Kulunu Allah’a sevdiren sensin ./// Gecemi gündüze çeviren sensin.
Merhum İslam mütefekkirlerin Ali Ulvi Kurucu efendimize olan sevgisini ne güzel ifade etmiş:
Ruhum sana âşık, sana hayrandır Efendim///Bir ben değil, âlem sana kurbandır Efendim.
İstiklal Şairimiz M.Akif Ersoy ne güzel anlatmış:
On dört asır evvel, yine böyle bir geceydi
Kumdan, ayin on dördü, bir öksüz çıkıverdi!
Lakin o ne hüsrandı ki; Hissetmedi gözler;
Kaç bin senedir, hâlbuki bekleşmedelerdi!

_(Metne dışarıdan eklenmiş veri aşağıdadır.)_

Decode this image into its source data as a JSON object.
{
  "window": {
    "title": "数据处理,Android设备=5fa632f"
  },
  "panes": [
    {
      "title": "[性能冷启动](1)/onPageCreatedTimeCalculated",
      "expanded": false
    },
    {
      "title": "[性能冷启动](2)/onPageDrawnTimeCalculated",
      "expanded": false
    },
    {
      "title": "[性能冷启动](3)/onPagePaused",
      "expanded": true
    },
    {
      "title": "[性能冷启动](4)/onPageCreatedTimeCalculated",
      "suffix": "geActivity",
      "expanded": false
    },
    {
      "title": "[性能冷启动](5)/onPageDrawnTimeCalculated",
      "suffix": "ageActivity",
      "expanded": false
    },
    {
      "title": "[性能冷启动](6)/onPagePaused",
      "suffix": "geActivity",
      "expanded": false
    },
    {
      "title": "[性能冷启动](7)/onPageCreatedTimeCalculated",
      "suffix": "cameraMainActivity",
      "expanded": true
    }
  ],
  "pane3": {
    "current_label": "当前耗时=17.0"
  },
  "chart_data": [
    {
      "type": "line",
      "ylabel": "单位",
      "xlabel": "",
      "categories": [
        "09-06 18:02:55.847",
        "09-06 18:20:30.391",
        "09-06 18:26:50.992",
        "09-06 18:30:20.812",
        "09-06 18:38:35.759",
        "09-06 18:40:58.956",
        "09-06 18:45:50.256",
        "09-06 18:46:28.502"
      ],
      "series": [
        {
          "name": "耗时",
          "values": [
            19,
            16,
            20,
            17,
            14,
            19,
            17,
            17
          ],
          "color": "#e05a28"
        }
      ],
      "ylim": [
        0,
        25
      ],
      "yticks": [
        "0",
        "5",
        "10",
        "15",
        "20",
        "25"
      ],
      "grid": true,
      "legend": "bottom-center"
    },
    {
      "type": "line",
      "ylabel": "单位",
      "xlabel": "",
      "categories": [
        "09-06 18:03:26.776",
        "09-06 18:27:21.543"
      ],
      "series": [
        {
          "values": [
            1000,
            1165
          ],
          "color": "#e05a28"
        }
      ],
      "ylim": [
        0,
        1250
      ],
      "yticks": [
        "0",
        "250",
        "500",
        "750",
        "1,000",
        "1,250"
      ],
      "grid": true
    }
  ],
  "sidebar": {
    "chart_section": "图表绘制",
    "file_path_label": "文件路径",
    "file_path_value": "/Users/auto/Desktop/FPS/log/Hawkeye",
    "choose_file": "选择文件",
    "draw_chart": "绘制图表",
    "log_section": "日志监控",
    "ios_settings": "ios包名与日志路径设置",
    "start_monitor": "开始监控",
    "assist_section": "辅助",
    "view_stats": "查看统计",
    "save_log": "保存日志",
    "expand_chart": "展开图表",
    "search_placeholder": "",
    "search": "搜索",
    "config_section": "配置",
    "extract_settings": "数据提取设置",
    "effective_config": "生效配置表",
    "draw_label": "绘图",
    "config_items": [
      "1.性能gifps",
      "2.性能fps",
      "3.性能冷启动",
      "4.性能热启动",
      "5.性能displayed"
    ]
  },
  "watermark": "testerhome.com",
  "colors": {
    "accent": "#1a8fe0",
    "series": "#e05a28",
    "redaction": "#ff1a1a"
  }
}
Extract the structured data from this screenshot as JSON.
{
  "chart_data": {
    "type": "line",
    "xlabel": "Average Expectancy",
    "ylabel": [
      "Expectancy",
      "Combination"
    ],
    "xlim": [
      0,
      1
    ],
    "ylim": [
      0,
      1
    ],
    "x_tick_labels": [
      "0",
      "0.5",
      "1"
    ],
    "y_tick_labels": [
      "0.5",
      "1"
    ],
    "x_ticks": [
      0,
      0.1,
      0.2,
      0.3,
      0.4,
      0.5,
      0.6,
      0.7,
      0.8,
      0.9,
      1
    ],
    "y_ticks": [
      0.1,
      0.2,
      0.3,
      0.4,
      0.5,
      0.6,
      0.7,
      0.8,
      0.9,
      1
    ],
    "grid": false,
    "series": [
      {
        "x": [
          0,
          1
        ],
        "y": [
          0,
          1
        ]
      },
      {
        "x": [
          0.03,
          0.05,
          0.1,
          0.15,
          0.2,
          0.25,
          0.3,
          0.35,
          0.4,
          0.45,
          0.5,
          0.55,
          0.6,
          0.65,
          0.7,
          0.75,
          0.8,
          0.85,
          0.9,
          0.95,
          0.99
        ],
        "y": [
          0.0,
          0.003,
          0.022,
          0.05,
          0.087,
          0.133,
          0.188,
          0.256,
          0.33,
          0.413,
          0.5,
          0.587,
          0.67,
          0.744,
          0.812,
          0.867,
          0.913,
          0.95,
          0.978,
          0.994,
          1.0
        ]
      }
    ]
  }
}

Dünya neye sahipse, onun vergisidir hep;
Medyun ona cemiyeti, medyun ona ferdi.
Medyundur o Masuma bütün bir beşeriyet...
Ya Rab, bizi mahşerde bu ikrar ile haşret.
Peygamberimiz, yaşamak için kardeşini öldürmekten çekinmeyenlerden oluşan toplumu, kardeşini yaşatmak için çırpınanlardan oluşan bir topluma dönüştürdü. Allah Resûlü’nün temellerini attığı kadim geleneğimizde, birlikte yaşamanın en güzel örnekleri sergilendi. Asırlar boyu, başta Anadolu olmak üzere, İslam coğrafyasında farklı din, dil, ırk, mezhep ve meşrep mensupları temel hak ve hürriyetlere saygı temelinde, güven içerisinde bir arada yaşadı. Engin hoşgörü, sevgi, saygı, paylaşma, yardımlaşma, güvenme ve güven verme gibi insani meziyetlerin pek çoğu bu medeniyette görüldü.
Yunus Emre’nin dilindeki aşk peygamberine, Mevlana’nın dilindeki rahmet peygamberine, Ahmet Yesevi’nin dilindeki hikmet peygamberine, Hacı Bektaş-ı Veli’nin dilindeki sevgi ve şefkat peygamberine selam olsun. İşte bu yıl da, Sevgili Peygamberimiz Hazreti Muhammed (SAV)’in kutlu doğumunun 1444. yıldönümünün, cennet vatanımızın huzur ve mutluluğuna, necip milletimizin birlik ve beraberliğine, bütün insanlığın hidayetine, Müslümanların da peygamber ahlâkına ve yaşantısına yönelmesine vesile olmasını Cenab-ı Hak’tan diliyorum. Gelin hem dünyamıza hem birbirimize sahip çıkalım ve iyiliği yeryüzüne yayalım. Ve unutmayalım ki dünya bize, biz birbirimize emanetiz. Daha güzel bir dünya için sevgi, saygı ve merhamet diyor, selam ve hürmetlerimi sunuyorum.